Urologic Oncology Branch, Center for Cancer Research, National Cancer Institute, National Institutes of Health, Bethesda, Maryland.
J Urol. 2024 Sep;212(3):431-440. doi: 10.1097/JU.0000000000004099. Epub 2024 Jun 12.
Reoperative partial nephrectomy (RePN) offers several advantages for the treatment of recurrent, multifocal renal masses. RePN has been previously demonstrated to be technically feasible and delay the need for renal replacement therapy. However, there is still inherent complexity and known risks to reoperative nephrectomy. We studied the largest population of RePNs to characterize renal functional outcomes and the likelihood of intra- and postoperative complications.
Query of an institutional surgical registry was conducted. Demographic data, serum creatinine for estimated glomerular filtration rate (eGFR), and protein dipstick results were assessed within 1 week prior to surgery, and postoperative function assessments were studied within a year of surgery. RePN was defined as serial surgical resection of the ipsilateral renal unit.
A total of 1131 partial nephrectomies performed on 663 patients at a single center were retrospectively evaluated. In reoperative cases, median number of operations per renal unit was 2 (range: 2-6). There was a stepwise decline in eGFR with an average decline of 6.1 with each RePN. With each subsequent nephrectomy, surgical duration, estimated blood loss, and incidence of preoperative anemia increased. Postoperative eGFR showed a significant positive association with preoperative eGFR, while negative associations were found with age, number of previous ipsilateral partial nephrectomies, number of tumors, and largest tumor size. High-grade complications were associated with the number of ipsilateral partial nephrectomies, tumor count, and tumor size. Robotic or laparoscopic procedures exhibited a likelihood of grade 3 or greater complications compared to open surgery.
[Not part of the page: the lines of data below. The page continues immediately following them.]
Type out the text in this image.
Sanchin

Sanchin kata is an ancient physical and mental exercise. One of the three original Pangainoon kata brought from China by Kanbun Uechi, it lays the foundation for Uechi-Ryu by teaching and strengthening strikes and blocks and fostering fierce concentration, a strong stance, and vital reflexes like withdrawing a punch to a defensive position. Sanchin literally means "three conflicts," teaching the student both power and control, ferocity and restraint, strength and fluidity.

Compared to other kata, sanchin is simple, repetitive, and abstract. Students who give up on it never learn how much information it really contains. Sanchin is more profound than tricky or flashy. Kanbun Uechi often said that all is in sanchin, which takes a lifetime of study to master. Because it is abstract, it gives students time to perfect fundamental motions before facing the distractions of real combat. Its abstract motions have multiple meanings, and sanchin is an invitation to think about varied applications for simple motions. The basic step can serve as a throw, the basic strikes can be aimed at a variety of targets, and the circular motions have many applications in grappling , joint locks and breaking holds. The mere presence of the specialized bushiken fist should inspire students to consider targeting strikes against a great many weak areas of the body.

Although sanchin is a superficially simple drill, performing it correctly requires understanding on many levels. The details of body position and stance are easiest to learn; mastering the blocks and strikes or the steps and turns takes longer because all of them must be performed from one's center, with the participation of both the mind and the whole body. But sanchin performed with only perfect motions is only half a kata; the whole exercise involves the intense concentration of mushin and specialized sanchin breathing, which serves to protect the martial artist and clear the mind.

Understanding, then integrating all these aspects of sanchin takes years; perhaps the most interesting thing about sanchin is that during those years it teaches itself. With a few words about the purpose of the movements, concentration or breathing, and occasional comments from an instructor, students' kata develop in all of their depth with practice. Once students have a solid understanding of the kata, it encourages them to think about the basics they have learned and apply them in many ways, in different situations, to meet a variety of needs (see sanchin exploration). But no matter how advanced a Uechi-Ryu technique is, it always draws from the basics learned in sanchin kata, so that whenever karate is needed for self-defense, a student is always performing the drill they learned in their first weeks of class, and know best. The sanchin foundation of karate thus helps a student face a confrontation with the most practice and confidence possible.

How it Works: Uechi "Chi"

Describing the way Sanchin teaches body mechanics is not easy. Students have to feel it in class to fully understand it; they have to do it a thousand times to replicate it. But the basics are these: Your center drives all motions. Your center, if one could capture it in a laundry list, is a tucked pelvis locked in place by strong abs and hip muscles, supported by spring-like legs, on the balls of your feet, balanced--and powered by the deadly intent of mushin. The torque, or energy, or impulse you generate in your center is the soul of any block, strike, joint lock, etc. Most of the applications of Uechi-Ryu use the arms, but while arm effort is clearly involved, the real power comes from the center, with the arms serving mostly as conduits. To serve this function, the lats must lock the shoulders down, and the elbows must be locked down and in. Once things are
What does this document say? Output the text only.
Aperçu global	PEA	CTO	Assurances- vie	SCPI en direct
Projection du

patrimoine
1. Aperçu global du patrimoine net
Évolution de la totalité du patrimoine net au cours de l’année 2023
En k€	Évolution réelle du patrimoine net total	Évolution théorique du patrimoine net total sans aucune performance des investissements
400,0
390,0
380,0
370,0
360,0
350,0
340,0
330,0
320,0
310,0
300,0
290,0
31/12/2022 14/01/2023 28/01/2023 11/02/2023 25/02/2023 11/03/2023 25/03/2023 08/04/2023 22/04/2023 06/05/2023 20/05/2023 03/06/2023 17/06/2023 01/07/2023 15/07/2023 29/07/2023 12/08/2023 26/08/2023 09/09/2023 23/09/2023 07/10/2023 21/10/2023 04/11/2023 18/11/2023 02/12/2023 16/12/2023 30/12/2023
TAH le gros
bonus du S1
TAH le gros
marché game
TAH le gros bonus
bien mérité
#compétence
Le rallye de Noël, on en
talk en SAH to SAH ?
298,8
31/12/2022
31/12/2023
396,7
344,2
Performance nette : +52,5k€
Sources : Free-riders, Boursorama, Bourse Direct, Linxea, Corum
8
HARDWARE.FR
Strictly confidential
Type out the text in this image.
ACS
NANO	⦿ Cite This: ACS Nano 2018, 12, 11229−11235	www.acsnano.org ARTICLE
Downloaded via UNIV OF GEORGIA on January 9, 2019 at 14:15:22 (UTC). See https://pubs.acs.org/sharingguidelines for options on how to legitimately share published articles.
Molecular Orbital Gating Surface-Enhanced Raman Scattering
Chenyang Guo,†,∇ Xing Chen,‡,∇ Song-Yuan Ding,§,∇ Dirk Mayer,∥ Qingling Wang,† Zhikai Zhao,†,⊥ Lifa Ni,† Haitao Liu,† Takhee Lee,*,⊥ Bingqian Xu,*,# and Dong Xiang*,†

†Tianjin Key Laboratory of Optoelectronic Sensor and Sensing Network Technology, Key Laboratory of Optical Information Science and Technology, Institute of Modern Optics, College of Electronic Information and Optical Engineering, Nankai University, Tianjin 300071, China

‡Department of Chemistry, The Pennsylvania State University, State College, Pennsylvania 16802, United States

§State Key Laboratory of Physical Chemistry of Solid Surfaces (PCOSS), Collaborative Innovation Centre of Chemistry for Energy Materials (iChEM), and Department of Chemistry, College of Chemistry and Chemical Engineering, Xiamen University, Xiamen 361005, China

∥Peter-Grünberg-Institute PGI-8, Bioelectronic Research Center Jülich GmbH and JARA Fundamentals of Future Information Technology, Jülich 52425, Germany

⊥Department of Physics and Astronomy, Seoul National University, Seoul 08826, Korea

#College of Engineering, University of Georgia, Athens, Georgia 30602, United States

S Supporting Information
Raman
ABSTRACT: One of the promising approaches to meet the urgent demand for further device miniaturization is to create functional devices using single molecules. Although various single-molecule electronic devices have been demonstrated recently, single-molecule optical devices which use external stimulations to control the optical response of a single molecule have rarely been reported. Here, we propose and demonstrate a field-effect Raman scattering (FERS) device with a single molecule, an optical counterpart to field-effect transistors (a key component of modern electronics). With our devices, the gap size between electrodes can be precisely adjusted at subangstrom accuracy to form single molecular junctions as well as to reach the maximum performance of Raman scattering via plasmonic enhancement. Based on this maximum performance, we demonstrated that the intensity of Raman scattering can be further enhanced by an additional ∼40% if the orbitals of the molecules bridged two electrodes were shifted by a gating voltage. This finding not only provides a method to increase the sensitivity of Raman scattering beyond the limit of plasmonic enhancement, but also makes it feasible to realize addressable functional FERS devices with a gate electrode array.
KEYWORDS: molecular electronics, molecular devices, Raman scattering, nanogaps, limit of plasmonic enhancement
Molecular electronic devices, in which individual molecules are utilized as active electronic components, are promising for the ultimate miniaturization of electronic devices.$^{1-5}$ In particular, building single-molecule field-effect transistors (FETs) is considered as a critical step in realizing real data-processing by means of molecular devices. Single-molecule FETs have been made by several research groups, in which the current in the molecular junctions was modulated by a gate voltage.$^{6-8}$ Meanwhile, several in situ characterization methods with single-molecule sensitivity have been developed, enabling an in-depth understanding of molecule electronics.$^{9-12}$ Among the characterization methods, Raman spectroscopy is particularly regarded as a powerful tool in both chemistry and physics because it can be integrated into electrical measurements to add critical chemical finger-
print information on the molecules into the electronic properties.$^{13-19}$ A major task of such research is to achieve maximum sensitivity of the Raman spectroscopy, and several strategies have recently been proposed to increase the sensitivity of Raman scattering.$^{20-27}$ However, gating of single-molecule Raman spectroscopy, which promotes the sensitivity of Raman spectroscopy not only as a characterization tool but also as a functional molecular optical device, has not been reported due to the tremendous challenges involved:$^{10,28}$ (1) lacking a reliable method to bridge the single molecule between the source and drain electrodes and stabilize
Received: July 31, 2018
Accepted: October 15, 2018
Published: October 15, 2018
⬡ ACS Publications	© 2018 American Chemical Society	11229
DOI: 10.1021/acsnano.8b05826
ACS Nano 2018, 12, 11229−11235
RePN contributes to renal dysfunction and an increased risk of surgical complications. Intraoperative blood loss and surgical duration increase with subsequent nephrectomy. Such risks are dependent on the number of prior operative interventions on the kidney, suggesting a stepwise progression of surgical morbidity.
对于复发性、多灶性肾肿瘤的治疗,再次部分肾切除术(RePN)具有多项优势。此前已经证明,RePN 在技术上是可行的,可以延迟进行肾脏替代治疗的时间。然而,再次进行肾切除术仍然存在固有复杂性和已知风险。我们研究了最大的 RePN 人群,以描述肾功能结果和发生围手术期并发症的可能性。
对机构手术登记处进行了查询。在手术前 1 周内评估了人口统计学数据、血清肌酐估算肾小球滤过率(eGFR)和蛋白试纸结果,术后一年内对肾功能进行了评估。将 RePN 定义为同侧肾脏单位的连续手术切除。
在单个中心对 663 名患者进行了 1131 次部分肾切除术,回顾性评估了这些患者的数据。在再次手术的病例中,每个肾脏单位的平均手术次数为 2 次(范围:2-6 次)。eGFR 呈逐步下降趋势,每次 RePN 平均下降 6.1。随着每次后续肾切除术,手术时间、估计失血量和术前贫血发生率增加。术后 eGFR 与术前 eGFR 呈显著正相关,而与年龄、同侧部分肾切除术次数、肿瘤数量和最大肿瘤大小呈负相关。高等级并发症与同侧部分肾切除术次数、肿瘤计数和肿瘤大小相关。与开放手术相比,机器人或腹腔镜手术发生 3 级或更高级别并发症的可能性更高。
RePN 导致肾功能障碍和手术并发症风险增加。随着后续肾切除术的进行,术中失血量和手术时间增加。这些风险取决于肾脏的先前手术干预次数,表明手术发病率呈逐步进展。